The world lost 4.3 million hectares of tropical primary forest in 2025, an area the size of Denmark. That is a troubling figure, but it is also 36 percent less than in the record year 2024. The decline comes almost entirely from one country: Brazil, where President Lula revived the federal anti-deforestation plan and enforcement agencies acted with renewed resolve. Elsewhere, above all in Bolivia and the Democratic Republic of Congo, 2025 was the worst or second-worst year on record.
How Brazil reversed the trend
The Brazilian Amazon is the world's largest tropical rainforest and was for years the world's largest single source of deforestation. At its peak in 2004, 27,772 square kilometres of forest were destroyed annually in the Brazilian Amazon. The federal anti-deforestation plan PPCDAm, combining satellite monitoring, law enforcement and economic incentives, drove deforestation down by 84 percent by 2012. When Bolsonaro effectively suspended PPCDAm, deforestation alerts in 2022 hit the highest level since records began.
After Lula's election victory, PPCDAm was relaunched in 2023. The results are measurable: the environmental agency IBAMA imposed 81 percent more enforcement actions and 63 percent higher fines between 2023 and 2025 compared with the Bolsonaro years of 2020 to 2022. In 2025, Brazil lost 1.63 million hectares of primary forest to non-fire causes, 41 percent less than the 2.83 million hectares in 2024. According to Global Forest Watch data, it was the lowest figure Brazil has ever recorded.
Fires are a separate and growing problem. Globally, 25.5 million hectares of tree cover were lost in 2025, of which 42 percent was destroyed by fire. That is almost six times the non-fire losses in tropical primary forest. For the third consecutive year, Brazil, Canada and Bolivia were among the countries most severely affected by wildfires.
The counter-picture: Bolivia and the Congo
While Brazil moves forward, other countries show how far from self-evident that progress is. Bolivia lost a total of 620,630 hectares of primary forest in 2025, its second-worst year on record. The Democratic Republic of Congo recorded a new high for non-fire primary forest loss, driven primarily by smallholder subsistence agriculture where global trade agreements offer few policy levers. Indonesia recorded a 14 percent increase to 296,000 hectares, while the NGO Auriga Nusantara, using a broader forest definition, measures an increase of 66 percent.
The World Resources Institute, which analyses Global Forest Watch data, notes: the global deforestation rate still stands 70 percent above the level needed to meet the goals of the Glasgow Declaration of 2021, under which more than 140 countries pledged to halt deforestation by 2030.
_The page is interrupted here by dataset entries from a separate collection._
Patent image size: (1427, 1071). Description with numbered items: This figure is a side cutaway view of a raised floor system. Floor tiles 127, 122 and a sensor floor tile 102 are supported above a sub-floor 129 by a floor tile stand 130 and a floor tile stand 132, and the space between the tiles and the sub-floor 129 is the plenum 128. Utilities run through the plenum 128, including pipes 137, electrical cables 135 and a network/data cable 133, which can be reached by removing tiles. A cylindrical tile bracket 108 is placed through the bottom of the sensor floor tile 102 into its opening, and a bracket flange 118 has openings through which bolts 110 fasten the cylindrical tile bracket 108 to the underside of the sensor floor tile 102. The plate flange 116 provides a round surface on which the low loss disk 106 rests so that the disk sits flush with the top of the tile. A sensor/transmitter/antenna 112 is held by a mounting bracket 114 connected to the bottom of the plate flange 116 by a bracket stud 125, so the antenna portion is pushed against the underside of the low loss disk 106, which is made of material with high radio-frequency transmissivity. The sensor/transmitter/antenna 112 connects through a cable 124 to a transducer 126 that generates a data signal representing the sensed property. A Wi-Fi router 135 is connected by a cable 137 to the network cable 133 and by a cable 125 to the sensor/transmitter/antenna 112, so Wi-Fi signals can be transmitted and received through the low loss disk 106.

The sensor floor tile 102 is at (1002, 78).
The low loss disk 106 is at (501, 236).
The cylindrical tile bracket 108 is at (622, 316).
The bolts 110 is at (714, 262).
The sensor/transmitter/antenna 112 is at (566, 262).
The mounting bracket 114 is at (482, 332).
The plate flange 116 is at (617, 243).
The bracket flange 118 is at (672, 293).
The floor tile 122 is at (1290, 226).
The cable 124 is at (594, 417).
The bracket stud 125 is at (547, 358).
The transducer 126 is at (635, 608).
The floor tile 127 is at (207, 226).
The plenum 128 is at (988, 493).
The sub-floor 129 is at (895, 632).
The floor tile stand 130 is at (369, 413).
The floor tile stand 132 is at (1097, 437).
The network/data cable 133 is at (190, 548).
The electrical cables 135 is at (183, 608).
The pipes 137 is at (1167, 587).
In comparison: Costa Rica shows what sustained success looks like
Costa Rica is the only tropical country that has achieved a full and lasting reversal of deforestation. In the 1980s, forests covered just 21 percent of the country, the lowest figure ever recorded. Today the figure is back to around 60 percent. The central lever was the 1996 Payments for Ecosystem Services (PES) programme, which gives landowners direct payments for maintaining forests, financed by a fuel tax. Since the programme began, World Bank data show that over 524 million dollars have been paid to forest owners and more than one million hectares of forest secured.
Brazil had achieved a comparable feat between 2004 and 2012 under the first PPCDAm plan: 84 percent less deforestation in eight years. The difference from Costa Rica lies in durability. What is introduced politically can be dismantled politically, as the Bolsonaro years demonstrated. The current decline is a success that depends on political continuity.
Why Brazil's success is not enough on its own
Brazil's 2025 decline is real, but it changes the global picture only in part. The Glasgow targets for 2030 require not only that Brazil holds course, but that countries such as Bolivia, the Democratic Republic of Congo and Indonesia make comparable shifts. For the DRC, the political context is absent: where deforestation is driven by subsistence farming in an extremely poor population, the Brazilian instruments of stronger commercial enforcement hardly apply. The WRI estimates that without a substantial increase in international financing for forest-rich developing countries, the Glasgow Declaration will remain a statement of intent.
The 36 percent fewer losses in 2025 is nonetheless a signal that is rarely heard in the deforestation debate: that political decisions produce measurable results when they are consistently enforced. Brazil's return to PPCDAm is the clearest evidence of this decade.